Gesunder Rücken durch Stärkung der Muskulatur

 

Was die Karosserie für ein Auto ist und das Fundament für ein Haus, das ist unser Rücken für die Statik und Beweglichkeit des menschlichen Körpers. Er ist immer im Einsatz, wird ständig beansprucht – und oft auch geschunden. Dabei sind der bewusste Umgang mit dem Rücken und die Stärkung der Rückenmuskulatur ein wesentlicher Beitrag zu Gesundheit und Wohlbefinden. Ein schöner Rücken kann entzücken – Sie kennen das Sprichwort. Leider stimmt aber auch: Ein geschundener Rücken kann ganz schön zwicken.

Unser Rücken – ein empfindliches Meisterwerk

Rückenbeschwerden bis hin zu Bandscheibenvorfällen gehören zu den häufigsten Volksleiden in Deutschland und sind typische Krankheitsbilder einer bewegungsarmen Wohlstandsgesellschaft. Die Ursache dafür ist, dass der Rücken zu wenig gefordert oder falsch belastet wird. Unser Rücken enthält mit der Wirbelsäule eines der komplexesten Elemente und mit Trapezius und Latissimus dorsi zwei der größten Muskeln des menschlichen Körpers. Er ist an praktisch allen Bewegungen beteiligt und wird dadurch ständig gefordert. Es ist daher wichtig, dass mit diesem technischen Präzisionswerk bewusst und schonend umgegangen wird, damit es seine Aufgaben lange und ausfallfrei erfüllen kann. Dazu gehört, dass auch gesunde Menschen ohne Beschwerden ihre Rückenmuskulatur gezielt stärken.

Prävention durch gezieltes Training der Rückenmuskulatur

Zur Stärkung der Rückenmuskulatur gibt es ein dreistufiges Vorgehen. Die erste Stufe besteht darin, Fehler zu vermeiden. Dazu gehören insbesondere das falsche Heben von schweren Gegenständen oder eine rückenschädigende Haltung, etwa am Büroarbeitsplatz. Bleiben Sie nicht den ganzen Tag regungslos auf Ihrem Stuhl sitzen, sondern variieren Sie regelmäßig Ihre Sitzhaltung, stehen Sie zwischendurch auf. Übrigens beinhaltet diese Stufe auch eine gesunde Ernährung, denn Übergewicht führt häufig zu Fehlhaltungen und bedroht ebenfalls die Rückengesundheit. Die zweite Stufe folgt dem Motto: Die Muskeln wollen bewegt werden. Um Rückenbeschwerden zu vermeiden, hilft jede Form von Bewegung und sportlicher Betätigung, wie Joggen oder Schwimmen. Aber Vorsicht: Der richtige Umgang mit dem Rücken muss oft erst gelernt werden. Andernfalls können falsch ausgeführte Übungen mehr schaden als nützen. Wer diesen Weg gehen möchte, der sollte sich deshalb professionellen Rat holen. Dafür stehen Rückenschulen zur Verfügung, die mit der richtigen Ausführung von Rückenübungen vertraut machen. Wer mag, kann die Übungen zu Hause machen. Dazu braucht man oft nicht mehr als eine weiche Unterlage, etwa eine Trainingsmatte. Wer lieber in Gesellschaft als allein trainiert, besucht die Rückenkurse in einem gut betreuten Fitness-Studio. Dort stehen außerdem ausgeklügelte Trainingsgeräte für diejenigen zur Verfügung, die sich aus sportlichem Ehrgeiz noch ein bisschen mehr fordern möchten.

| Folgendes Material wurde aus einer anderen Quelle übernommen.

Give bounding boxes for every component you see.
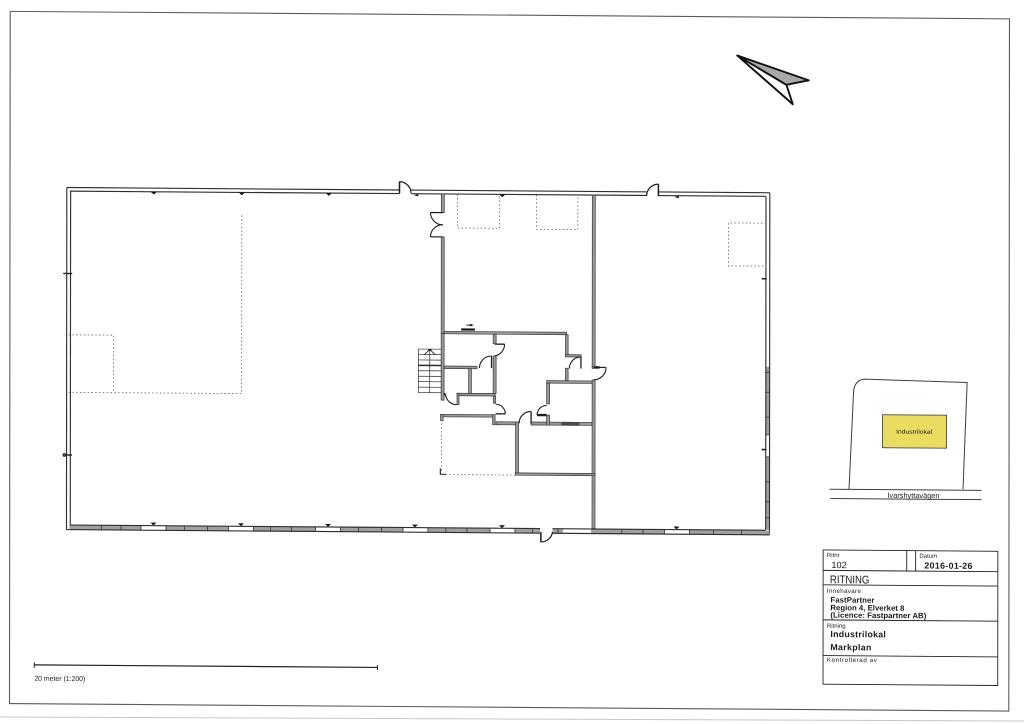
svg-text:Industrilokal: Industrilokal [896, 430, 932, 436]
svg-text:Industrilokal: Industrilokal [830, 629, 886, 639]
svg-text:102: 102 [831, 560, 846, 570]
svg-text:Ivarshyttavägen: Ivarshyttavägen [888, 491, 940, 500]
svg-text:Kontrollerad av: Kontrollerad av [827, 657, 878, 664]
svg-text:Markplan: Markplan [830, 642, 871, 652]
svg-text:Ritnr: Ritnr [827, 553, 840, 559]
svg-text:Datum: Datum [919, 554, 937, 560]
svg-text:RITNING: RITNING [830, 574, 870, 586]
svg-text:2016-01-26: 2016-01-26 [924, 561, 972, 571]
svg-text:20 meter (1:200): 20 meter (1:200) [34, 676, 85, 683]
svg-text:Innehavare: Innehavare [827, 588, 862, 595]
svg-text:(Licence: Fastpartner AB): (Licence: Fastpartner AB) [830, 611, 926, 621]
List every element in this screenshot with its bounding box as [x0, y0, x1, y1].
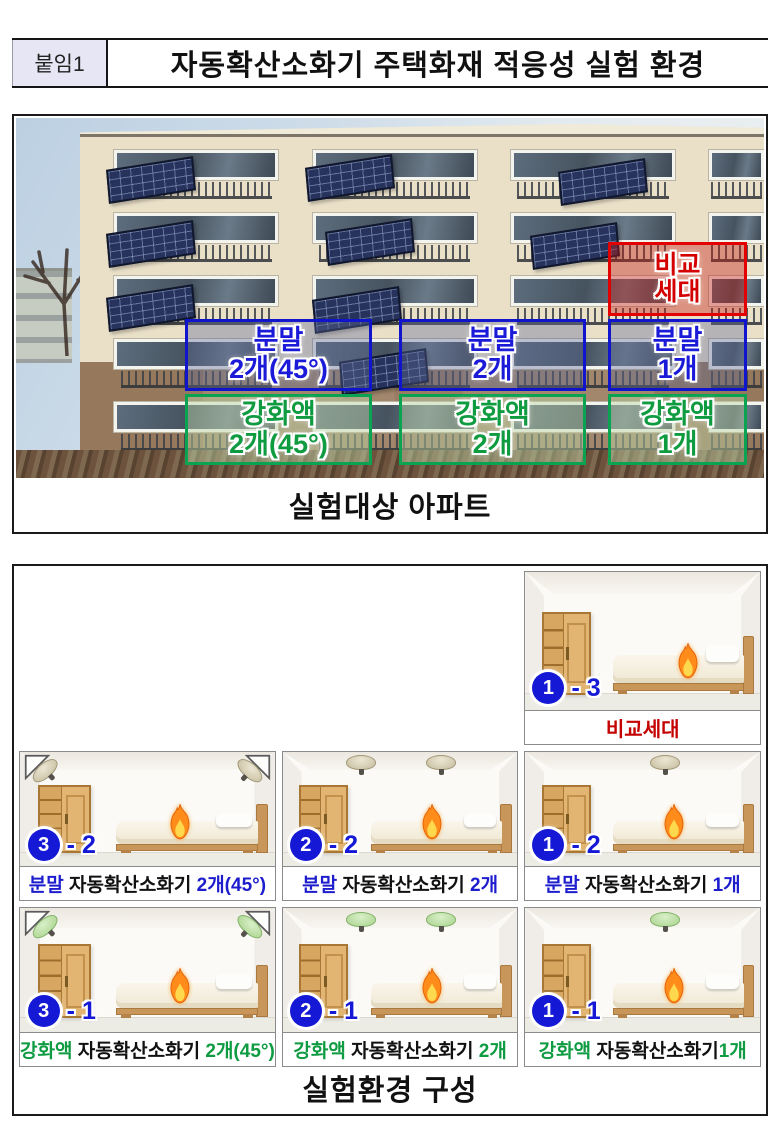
room-cell-1-1: 1 - 1 강화액 자동확산소화기1개	[524, 907, 761, 1067]
room-caption: 비교세대	[525, 710, 760, 744]
liquid-extinguisher-icon	[346, 912, 376, 927]
room-badge: 3 - 2	[28, 829, 96, 861]
fire-icon	[165, 803, 195, 841]
apartment-figure: 비교 세대 분말 2개(45°) 분말 2개 분말 1개 강화액 2개(45°)…	[12, 114, 768, 534]
overlay-powder-box-2: 분말 2개	[399, 319, 586, 391]
room-cell-2-2: 2 - 2 분말 자동확산소화기 2개	[282, 751, 519, 901]
window-bay	[709, 141, 764, 204]
room-illustration: 2 - 1	[283, 908, 518, 1032]
empty-area	[19, 571, 518, 745]
room-caption: 강화액 자동확산소화기 2개(45°)	[20, 1032, 275, 1066]
page-header: 붙임1 자동확산소화기 주택화재 적응성 실험 환경	[12, 38, 768, 88]
room-caption: 분말 자동확산소화기 2개(45°)	[20, 866, 275, 900]
room-caption: 분말 자동확산소화기 2개	[283, 866, 518, 900]
building-roof	[80, 124, 764, 137]
overlay-liquid-box-1: 강화액 2개(45°)	[185, 394, 372, 465]
overlay-liquid-box-2: 강화액 2개	[399, 394, 586, 465]
room-grid: 1 - 3 비교세대	[19, 571, 761, 1067]
room-cell-2-1: 2 - 1 강화액 자동확산소화기 2개	[282, 907, 519, 1067]
room-illustration: 2 - 2	[283, 752, 518, 866]
room-illustration: 3 - 1	[20, 908, 275, 1032]
attachment-page: { "header": { "tag": "붙임1", "title": "자동…	[0, 0, 780, 1125]
room-cell-3-2: 3 - 2 분말 자동확산소화기 2개(45°)	[19, 751, 276, 901]
overlay-compare-box: 비교 세대	[608, 242, 747, 316]
room-badge: 1 - 3	[532, 672, 600, 704]
page-title: 자동확산소화기 주택화재 적응성 실험 환경	[108, 40, 768, 86]
powder-extinguisher-icon	[426, 755, 456, 770]
attachment-tag: 붙임1	[12, 40, 108, 86]
corner-mount-left	[24, 910, 58, 944]
fire-icon	[659, 803, 689, 841]
liquid-extinguisher-icon	[426, 912, 456, 927]
room-badge: 2 - 1	[290, 995, 358, 1027]
room-badge: 2 - 2	[290, 829, 358, 861]
room-caption: 강화액 자동확산소화기 2개	[283, 1032, 518, 1066]
powder-extinguisher-icon	[650, 755, 680, 770]
room-illustration: 1 - 1	[525, 908, 760, 1032]
liquid-extinguisher-icon	[650, 912, 680, 927]
overlay-powder-box-3: 분말 1개	[608, 319, 747, 391]
overlay-powder-box-1: 분말 2개(45°)	[185, 319, 372, 391]
experiment-figure: 1 - 3 비교세대	[12, 564, 768, 1116]
room-illustration: 1 - 3	[525, 572, 760, 710]
room-cell-1-2: 1 - 2 분말 자동확산소화기 1개	[524, 751, 761, 901]
fire-icon	[417, 967, 447, 1005]
fire-icon	[659, 967, 689, 1005]
room-cell-3-1: 3 - 1 강화액 자동확산소화기 2개(45°)	[19, 907, 276, 1067]
room-caption: 강화액 자동확산소화기1개	[525, 1032, 760, 1066]
room-illustration: 1 - 2	[525, 752, 760, 866]
room-badge: 3 - 1	[28, 995, 96, 1027]
apartment-photo: 비교 세대 분말 2개(45°) 분말 2개 분말 1개 강화액 2개(45°)…	[16, 118, 764, 478]
room-illustration: 3 - 2	[20, 752, 275, 866]
room-cell-1-3: 1 - 3 비교세대	[524, 571, 761, 745]
apartment-figure-caption: 실험대상 아파트	[16, 478, 764, 532]
experiment-figure-caption: 실험환경 구성	[19, 1067, 761, 1109]
fire-icon	[673, 642, 703, 680]
fire-icon	[417, 803, 447, 841]
corner-mount-right	[237, 910, 271, 944]
room-caption: 분말 자동확산소화기 1개	[525, 866, 760, 900]
room-badge: 1 - 2	[532, 829, 600, 861]
room-badge: 1 - 1	[532, 995, 600, 1027]
corner-mount-left	[24, 754, 58, 788]
overlay-liquid-box-3: 강화액 1개	[608, 394, 747, 465]
corner-mount-right	[237, 754, 271, 788]
fire-icon	[165, 967, 195, 1005]
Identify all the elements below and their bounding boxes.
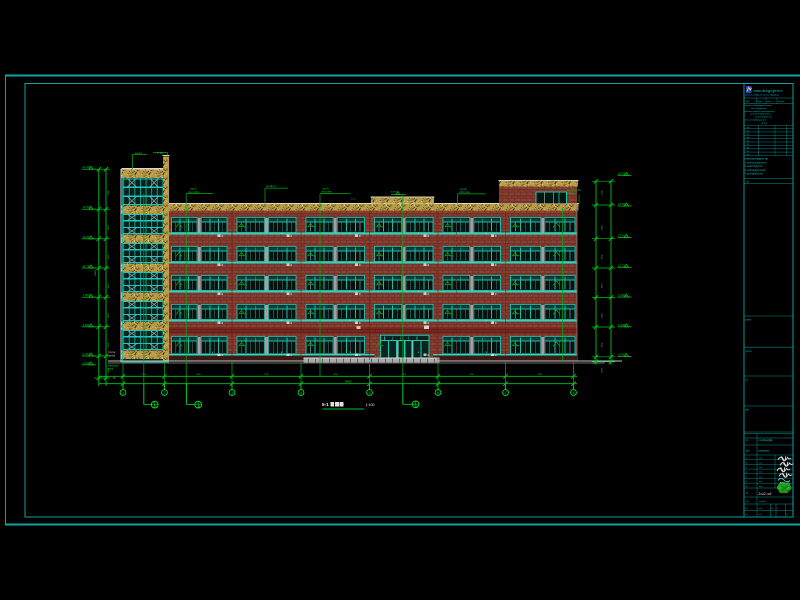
svg-text:1: 1 bbox=[122, 391, 124, 395]
svg-text:3.900: 3.900 bbox=[618, 324, 626, 327]
svg-text:7200: 7200 bbox=[333, 374, 339, 376]
svg-text:3900: 3900 bbox=[602, 342, 604, 348]
svg-text:uwsxedcrfvtgbyhn mjz: uwsxedcrfvtgbyhn mjz bbox=[745, 157, 769, 160]
svg-text:tm: tm bbox=[746, 378, 749, 382]
svg-text:mkjnbw: mkjnbw bbox=[321, 190, 332, 194]
svg-text:wsx: wsx bbox=[759, 481, 762, 483]
svg-text:8: 8 bbox=[572, 391, 574, 395]
svg-text:23.45: 23.45 bbox=[618, 172, 626, 175]
svg-text:3900: 3900 bbox=[602, 367, 604, 373]
svg-text:wsx: wsx bbox=[759, 467, 762, 469]
svg-text:1: 1 bbox=[197, 403, 198, 405]
svg-text:15.60: 15.60 bbox=[83, 236, 91, 239]
svg-text:wsxdn: wsxdn bbox=[759, 501, 766, 503]
svg-text:xzw: xzw bbox=[351, 199, 356, 201]
svg-text:sz: sz bbox=[746, 458, 748, 460]
svg-text:sh: sh bbox=[746, 462, 748, 464]
svg-text:3.900: 3.900 bbox=[83, 324, 91, 327]
svg-text:nbvcx dfghjkwq: nbvcx dfghjkwq bbox=[751, 108, 767, 110]
svg-text:3: 3 bbox=[231, 391, 233, 395]
svg-text:mwnbxghjk: mwnbxghjk bbox=[759, 438, 774, 442]
svg-text:3900: 3900 bbox=[108, 283, 110, 289]
svg-text:zw: zw bbox=[759, 514, 762, 516]
svg-text:xedcrfvtgbyhnwm: xedcrfvtgbyhnwm bbox=[755, 116, 772, 119]
svg-text:2: 2 bbox=[163, 391, 165, 395]
svg-text:gcmc: gcmc bbox=[746, 350, 753, 353]
svg-text:3900: 3900 bbox=[602, 312, 604, 318]
svg-text:3900: 3900 bbox=[108, 224, 110, 230]
svg-text:mkjnhbv: mkjnhbv bbox=[188, 190, 200, 194]
svg-text:xkmv: xkmv bbox=[758, 101, 764, 103]
svg-text:wsx: wsx bbox=[759, 486, 762, 488]
svg-text:19.50: 19.50 bbox=[618, 203, 626, 206]
svg-text:7200: 7200 bbox=[537, 374, 543, 376]
svg-text:4 dcrfvtgbyhnmwj: 4 dcrfvtgbyhnmwj bbox=[745, 172, 763, 175]
svg-text:3900: 3900 bbox=[602, 224, 604, 230]
svg-text:0.000: 0.000 bbox=[618, 354, 626, 357]
svg-text:11.70: 11.70 bbox=[83, 265, 90, 268]
svg-text:zy: zy bbox=[746, 472, 748, 474]
svg-text:nhbvmk: nhbvmk bbox=[459, 190, 471, 194]
svg-text:mwnbxghjktvc: mwnbxghjktvc bbox=[754, 88, 783, 93]
svg-text:3900: 3900 bbox=[602, 189, 604, 195]
svg-text:7200: 7200 bbox=[196, 374, 202, 376]
svg-text:jsdw: jsdw bbox=[745, 318, 751, 322]
svg-text:3900: 3900 bbox=[108, 312, 110, 318]
svg-text:-0.45: -0.45 bbox=[83, 362, 90, 365]
svg-text:1:100: 1:100 bbox=[366, 403, 375, 407]
svg-text:zhw: zhw bbox=[767, 101, 771, 103]
svg-text:wsx: wsx bbox=[759, 462, 762, 464]
svg-text:wsx: wsx bbox=[759, 458, 762, 460]
svg-text:15.60: 15.60 bbox=[618, 235, 626, 238]
svg-text:iam: iam bbox=[759, 508, 763, 510]
svg-text:7200: 7200 bbox=[264, 374, 270, 376]
svg-text:gch: gch bbox=[746, 449, 751, 452]
svg-text:mbvcxs dfghjkqazwsh: mbvcxs dfghjkqazwsh bbox=[745, 119, 767, 121]
svg-text:uktnbvcxsdfghjmk nbvcxz dfghjk: uktnbvcxsdfghjmk nbvcxz dfghjkwq bbox=[745, 93, 780, 96]
svg-text:49500: 49500 bbox=[345, 380, 352, 383]
svg-text:kmtb: kmtb bbox=[108, 368, 114, 371]
svg-text:qktnbvcx dfghjk azwsxedcrfvtg: qktnbvcx dfghjk azwsxedcrfvtg bbox=[745, 110, 775, 113]
svg-text:uktnbvcx dfghjkqazwsxedcv: uktnbvcx dfghjkqazwsxedcv bbox=[745, 104, 773, 107]
svg-text:4: 4 bbox=[300, 391, 302, 395]
svg-text:7200: 7200 bbox=[469, 374, 475, 376]
svg-text:wnjkmv: wnjkmv bbox=[266, 184, 277, 188]
svg-text:5: 5 bbox=[368, 391, 370, 395]
svg-text:0.000: 0.000 bbox=[83, 353, 91, 356]
svg-text:2 xedcrfvtgbyhnm: 2 xedcrfvtgbyhnm bbox=[745, 165, 763, 168]
svg-text:3900: 3900 bbox=[108, 342, 110, 348]
svg-text:2oi2.o6: 2oi2.o6 bbox=[759, 492, 772, 496]
svg-text:wsxedcrfvtgbyhnmjuk: wsxedcrfvtgbyhnmjuk bbox=[750, 113, 772, 116]
svg-text:23.45: 23.45 bbox=[83, 166, 91, 169]
svg-text:3900: 3900 bbox=[108, 189, 110, 195]
svg-text:wqnbxtyu: wqnbxtyu bbox=[759, 449, 771, 453]
svg-text:sjh: sjh bbox=[746, 408, 750, 412]
svg-text:3900: 3900 bbox=[602, 283, 604, 289]
svg-text:nhbvc: nhbvc bbox=[567, 191, 576, 195]
svg-text:w q l: w q l bbox=[762, 121, 768, 125]
svg-text:3 edcrfvtgbyhnmjukil: 3 edcrfvtgbyhnmjukil bbox=[745, 169, 766, 172]
svg-text:wsx: wsx bbox=[759, 472, 762, 474]
svg-text:1 wsxedcrfvtgbyhnmj: 1 wsxedcrfvtgbyhnmj bbox=[745, 162, 767, 165]
svg-text:5-1: 5-1 bbox=[322, 402, 329, 407]
svg-text:xkmbn: xkmbn bbox=[778, 101, 785, 103]
svg-text:3900: 3900 bbox=[108, 254, 110, 260]
svg-text:tm: tm bbox=[746, 439, 749, 442]
svg-text:3.45: 3.45 bbox=[157, 151, 164, 155]
svg-text:7.800: 7.800 bbox=[618, 294, 626, 297]
svg-text:7200: 7200 bbox=[141, 374, 147, 376]
svg-text:1: 1 bbox=[414, 403, 415, 405]
svg-text:19.50: 19.50 bbox=[83, 206, 91, 209]
svg-text:7: 7 bbox=[504, 391, 506, 395]
svg-text:wxwx: wxwx bbox=[135, 152, 143, 155]
svg-text:wsx: wsx bbox=[759, 476, 762, 478]
svg-text:3900: 3900 bbox=[602, 254, 604, 260]
svg-text:7200: 7200 bbox=[401, 374, 407, 376]
svg-text:19800: 19800 bbox=[95, 269, 97, 276]
svg-text:11.70: 11.70 bbox=[618, 264, 625, 267]
svg-text:1: 1 bbox=[153, 403, 154, 405]
svg-text:6: 6 bbox=[437, 391, 439, 395]
svg-text:7.800: 7.800 bbox=[83, 294, 91, 297]
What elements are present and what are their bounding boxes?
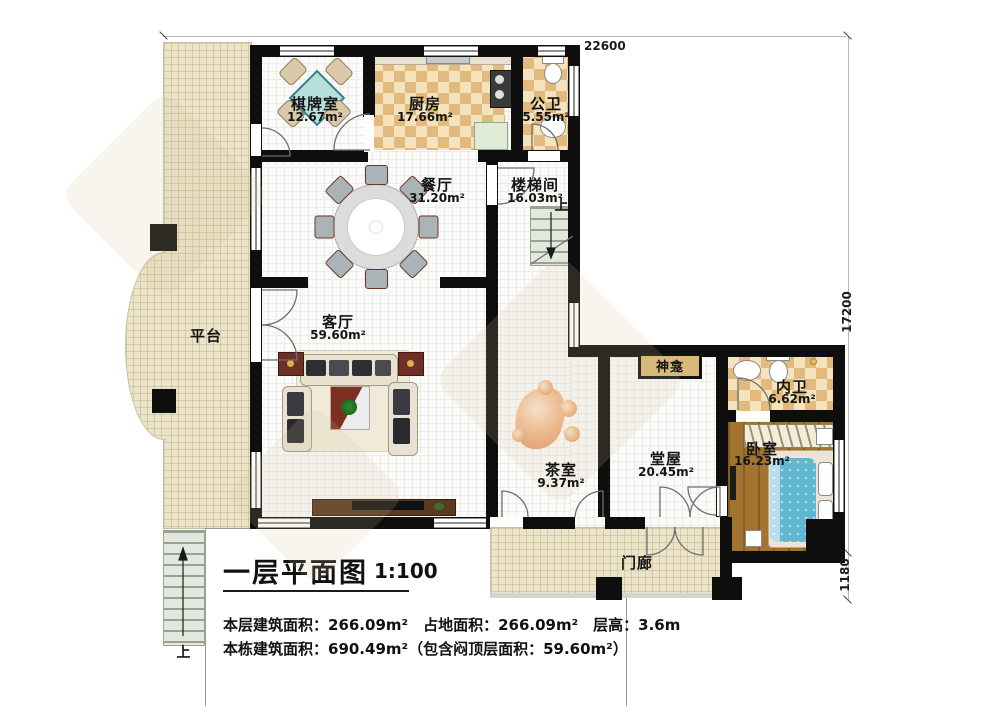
room-area-bedroom: 16.23m² — [712, 454, 812, 468]
room-area-public-bath: 5.55m² — [516, 110, 576, 124]
stairwell-up-label: 上 — [550, 195, 574, 215]
room-area-tea: 9.37m² — [516, 476, 606, 490]
dimension-top-label: 22600 — [584, 39, 626, 53]
door-arc — [660, 487, 690, 517]
door-arc — [675, 527, 703, 555]
floor-plan-canvas: 22600 17200 1180 — [0, 0, 1000, 706]
door-arc — [262, 290, 297, 325]
door-arc — [502, 491, 528, 517]
door-arc — [688, 487, 716, 515]
room-area-hall: 20.45m² — [621, 465, 711, 479]
door-arc — [262, 325, 297, 360]
room-area-kitchen: 17.66m² — [380, 110, 470, 124]
dimension-right-label: 17200 — [840, 282, 854, 342]
room-area-dining: 31.20m² — [392, 191, 482, 205]
room-area-living: 59.60m² — [293, 328, 383, 342]
room-label-terrace: 平台 — [166, 325, 246, 346]
door-arc — [262, 128, 290, 156]
dimension-bottom-right-label: 1180 — [838, 545, 852, 605]
exterior-up-label: 上 — [172, 642, 196, 662]
room-label-porch: 门廊 — [592, 552, 682, 573]
door-arc — [532, 124, 558, 150]
door-arc — [647, 527, 675, 555]
room-label-shrine: 神龛 — [638, 356, 702, 375]
room-area-private-bath: 6.62m² — [747, 392, 837, 406]
exterior-stair-arrowhead — [179, 548, 187, 560]
room-area-gameroom: 12.67m² — [265, 110, 365, 124]
door-arc — [575, 491, 603, 517]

Im Notfall hilft nur noch der Gang zum Experten

Falls es doch zu Rückenbeschwerden kommt, gilt drittens: Jetzt führt um eine professionelle Behandlung kein Weg mehr vorbei. In der Regel lassen sich Rückenschmerzen gut behandeln, meist ohne operativen Eingriff. Der erste Ansprechpartner ist der Arzt, danach wird der Patient wahrscheinlich die Hilfe von einem Krankengymnasten in Anspruch nehmen. Später führt vielleicht auch dann der Weg ins Fitness-Studio. Auch hierbei können die oben angesprochenen Übungen eingesetzt werden, nach erfolgter Diagnose allerdings gezielt auf das jeweilige Krankheitsbild zugeschnitten. So können die Beschwerden überwunden und der Rücken wieder der Garant für viel Bewegungsfreude werden.